Review: FWB Guide to Storage
Published by: FWB Software LLC
185 Constitution Drive, Suite A
Menlo Park, California 94025
Phone: (415) 463-3500
Fax: (415) 463-3558
List Price: $29.99
As a long-time user of FWB’s Hard Disk Toolkit, I eagerly awaited my chance to review FWB’s “Guide To Storage.” The press release claims the book is “...an essential companion for end-users, graphic designers, programmers, and IS professionals alike.” While I do give credit to Norman Fong, the author and president of FWB, for stating in his preface that the book is meant to serve as a bridge between non-technical documentation and the technical specifications that defines various storage standards and technologies, those of you looking for hard-core details will have to look elsewhere.
“Guide To Storage” starts off with a brief introduction to the mechanics of hard drives. In an effort to aim the book toward a general audience, a number of concepts were omitted. Some readers might wonder if they skipped a page. One example is that the term “Sector header CRC” is used with no prior reference or explanation. However, as introductions go, it’s passable.
FWB’s background in SCSI drives and Mac software development becomes apparent in Chapter 3, “All About SCSI” and Chapter 4, “All About Serial SCSI.” The amount and level of detail on the SCSI protocol should satisfy most any user. These two chapters, which amount to a third of the book, persuaded me to make the book a permanent part of my reference library.
The last third of the book briefly covers IDE drives, expansion buses, storage- related utility programs (actually a short chapter on FWB software - a little more publicity never hurts), and hard drive troubleshooting. For those of you who don’t support hard drives on a daily basis, the troubleshooting chapter provides a nice summary of common Mac and PC hard drive-related problems.

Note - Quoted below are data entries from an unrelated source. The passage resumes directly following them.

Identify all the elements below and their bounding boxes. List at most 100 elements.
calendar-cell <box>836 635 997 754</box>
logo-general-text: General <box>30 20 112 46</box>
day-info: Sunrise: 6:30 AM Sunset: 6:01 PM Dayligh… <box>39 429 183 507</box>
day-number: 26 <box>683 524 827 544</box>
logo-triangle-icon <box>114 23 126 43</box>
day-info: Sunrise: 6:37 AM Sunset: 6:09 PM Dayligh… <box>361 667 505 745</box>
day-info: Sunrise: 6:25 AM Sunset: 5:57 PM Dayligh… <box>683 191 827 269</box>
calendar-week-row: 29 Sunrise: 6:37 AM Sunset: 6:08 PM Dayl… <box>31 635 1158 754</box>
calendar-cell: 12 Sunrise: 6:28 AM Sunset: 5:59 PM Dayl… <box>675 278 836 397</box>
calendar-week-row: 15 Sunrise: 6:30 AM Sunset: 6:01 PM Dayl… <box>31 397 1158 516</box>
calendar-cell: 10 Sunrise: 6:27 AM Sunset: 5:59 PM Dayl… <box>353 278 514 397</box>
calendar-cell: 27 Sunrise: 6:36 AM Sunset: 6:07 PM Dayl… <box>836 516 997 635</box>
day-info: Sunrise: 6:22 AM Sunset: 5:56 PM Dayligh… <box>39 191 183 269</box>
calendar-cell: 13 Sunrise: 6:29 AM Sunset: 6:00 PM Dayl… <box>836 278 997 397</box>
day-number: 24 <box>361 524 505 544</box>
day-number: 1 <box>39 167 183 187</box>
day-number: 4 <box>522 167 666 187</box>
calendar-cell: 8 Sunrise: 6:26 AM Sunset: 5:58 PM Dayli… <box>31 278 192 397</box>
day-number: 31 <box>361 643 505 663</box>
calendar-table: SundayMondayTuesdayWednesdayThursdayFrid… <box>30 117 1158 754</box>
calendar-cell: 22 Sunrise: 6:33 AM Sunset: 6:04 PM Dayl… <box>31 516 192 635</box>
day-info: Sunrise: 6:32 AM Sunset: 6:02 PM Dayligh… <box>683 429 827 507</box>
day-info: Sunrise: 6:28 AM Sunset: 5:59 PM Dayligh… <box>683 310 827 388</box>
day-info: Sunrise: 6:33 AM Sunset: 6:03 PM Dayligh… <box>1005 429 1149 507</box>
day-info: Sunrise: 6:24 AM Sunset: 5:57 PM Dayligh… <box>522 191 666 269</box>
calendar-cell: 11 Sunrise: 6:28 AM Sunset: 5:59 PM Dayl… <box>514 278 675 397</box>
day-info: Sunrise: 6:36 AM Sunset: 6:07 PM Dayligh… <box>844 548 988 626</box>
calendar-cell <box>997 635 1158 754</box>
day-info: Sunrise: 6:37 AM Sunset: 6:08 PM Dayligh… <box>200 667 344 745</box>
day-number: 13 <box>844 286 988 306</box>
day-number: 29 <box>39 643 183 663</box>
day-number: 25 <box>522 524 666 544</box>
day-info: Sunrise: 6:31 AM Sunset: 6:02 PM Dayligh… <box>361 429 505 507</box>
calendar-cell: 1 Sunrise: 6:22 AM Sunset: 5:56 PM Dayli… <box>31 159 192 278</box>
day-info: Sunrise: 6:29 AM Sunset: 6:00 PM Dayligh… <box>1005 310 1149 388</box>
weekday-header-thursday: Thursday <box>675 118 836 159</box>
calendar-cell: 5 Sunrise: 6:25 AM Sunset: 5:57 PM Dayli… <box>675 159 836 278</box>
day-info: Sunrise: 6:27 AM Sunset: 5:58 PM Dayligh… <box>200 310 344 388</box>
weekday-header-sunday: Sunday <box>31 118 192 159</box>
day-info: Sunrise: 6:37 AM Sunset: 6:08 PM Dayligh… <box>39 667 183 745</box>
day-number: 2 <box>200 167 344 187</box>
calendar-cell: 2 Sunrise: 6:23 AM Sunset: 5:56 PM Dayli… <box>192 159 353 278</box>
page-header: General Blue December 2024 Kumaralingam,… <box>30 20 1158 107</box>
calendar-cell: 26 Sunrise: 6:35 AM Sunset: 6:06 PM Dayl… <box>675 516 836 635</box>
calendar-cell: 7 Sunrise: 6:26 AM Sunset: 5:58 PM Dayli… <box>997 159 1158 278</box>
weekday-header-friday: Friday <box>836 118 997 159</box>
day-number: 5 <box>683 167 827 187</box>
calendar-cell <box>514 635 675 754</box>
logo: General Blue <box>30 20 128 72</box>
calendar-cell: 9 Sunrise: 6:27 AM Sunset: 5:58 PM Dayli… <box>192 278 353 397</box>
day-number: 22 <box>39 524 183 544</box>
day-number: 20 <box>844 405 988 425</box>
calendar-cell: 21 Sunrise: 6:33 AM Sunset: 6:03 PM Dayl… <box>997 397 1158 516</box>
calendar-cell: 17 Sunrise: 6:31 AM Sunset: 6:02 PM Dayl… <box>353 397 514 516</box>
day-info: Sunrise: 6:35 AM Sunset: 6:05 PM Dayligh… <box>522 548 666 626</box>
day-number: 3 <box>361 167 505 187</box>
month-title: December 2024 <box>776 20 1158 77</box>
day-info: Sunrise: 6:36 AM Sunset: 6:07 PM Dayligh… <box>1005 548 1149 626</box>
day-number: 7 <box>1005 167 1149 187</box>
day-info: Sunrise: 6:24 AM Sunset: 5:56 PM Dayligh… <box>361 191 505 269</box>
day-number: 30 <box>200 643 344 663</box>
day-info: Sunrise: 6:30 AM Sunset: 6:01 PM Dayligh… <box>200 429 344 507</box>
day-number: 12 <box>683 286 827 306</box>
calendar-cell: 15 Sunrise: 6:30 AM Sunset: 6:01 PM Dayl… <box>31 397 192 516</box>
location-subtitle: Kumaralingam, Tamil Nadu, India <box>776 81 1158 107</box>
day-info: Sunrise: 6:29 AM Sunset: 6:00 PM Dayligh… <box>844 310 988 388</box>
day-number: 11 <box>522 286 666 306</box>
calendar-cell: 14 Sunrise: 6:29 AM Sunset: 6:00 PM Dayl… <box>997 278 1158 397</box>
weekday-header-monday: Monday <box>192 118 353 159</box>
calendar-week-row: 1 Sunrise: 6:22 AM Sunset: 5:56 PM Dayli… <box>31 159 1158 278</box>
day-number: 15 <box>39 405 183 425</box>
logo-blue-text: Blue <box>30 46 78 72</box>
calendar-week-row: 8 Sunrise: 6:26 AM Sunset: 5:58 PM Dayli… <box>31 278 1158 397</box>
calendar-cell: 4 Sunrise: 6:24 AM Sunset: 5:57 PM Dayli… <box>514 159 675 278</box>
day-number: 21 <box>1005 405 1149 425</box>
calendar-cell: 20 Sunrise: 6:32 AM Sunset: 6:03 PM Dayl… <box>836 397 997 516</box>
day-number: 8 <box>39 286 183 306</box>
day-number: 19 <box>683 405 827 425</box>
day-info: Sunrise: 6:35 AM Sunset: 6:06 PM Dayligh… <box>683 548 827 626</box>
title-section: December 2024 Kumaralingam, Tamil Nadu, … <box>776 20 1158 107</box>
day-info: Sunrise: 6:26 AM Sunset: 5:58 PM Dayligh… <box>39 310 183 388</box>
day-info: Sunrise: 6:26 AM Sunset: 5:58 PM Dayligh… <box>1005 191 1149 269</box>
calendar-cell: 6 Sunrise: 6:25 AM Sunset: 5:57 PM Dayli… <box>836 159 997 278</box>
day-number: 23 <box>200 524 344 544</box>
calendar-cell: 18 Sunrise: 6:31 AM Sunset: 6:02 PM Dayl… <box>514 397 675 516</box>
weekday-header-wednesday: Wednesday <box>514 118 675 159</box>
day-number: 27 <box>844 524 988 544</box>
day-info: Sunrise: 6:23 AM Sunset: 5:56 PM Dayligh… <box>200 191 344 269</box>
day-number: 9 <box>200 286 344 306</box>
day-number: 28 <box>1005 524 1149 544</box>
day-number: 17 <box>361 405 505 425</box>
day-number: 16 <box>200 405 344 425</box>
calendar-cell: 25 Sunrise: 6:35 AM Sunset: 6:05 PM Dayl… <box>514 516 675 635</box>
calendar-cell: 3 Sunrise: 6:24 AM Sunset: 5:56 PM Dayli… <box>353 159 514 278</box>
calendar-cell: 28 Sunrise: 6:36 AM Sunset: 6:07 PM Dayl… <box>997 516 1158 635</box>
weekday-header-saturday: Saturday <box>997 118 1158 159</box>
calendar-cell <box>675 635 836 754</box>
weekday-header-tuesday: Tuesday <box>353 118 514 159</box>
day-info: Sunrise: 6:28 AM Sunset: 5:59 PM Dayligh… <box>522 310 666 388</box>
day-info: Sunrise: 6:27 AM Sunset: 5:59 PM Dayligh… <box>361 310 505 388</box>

I suspect that the interested lay person will find this book an interesting overview of storage devices we use on a daily basis, but never consider in any great detail. However, even with the book’s heavy emphasis on the SCSI protocol, coverage of the topic is uneven and leaves the reader with many unanswered questions. For those of you who find the book a nice starting point for further research, the appendix has a list of publications dealing with storage standards and technologies, as well as a number of Internet sites and mailing lists related to storage technology.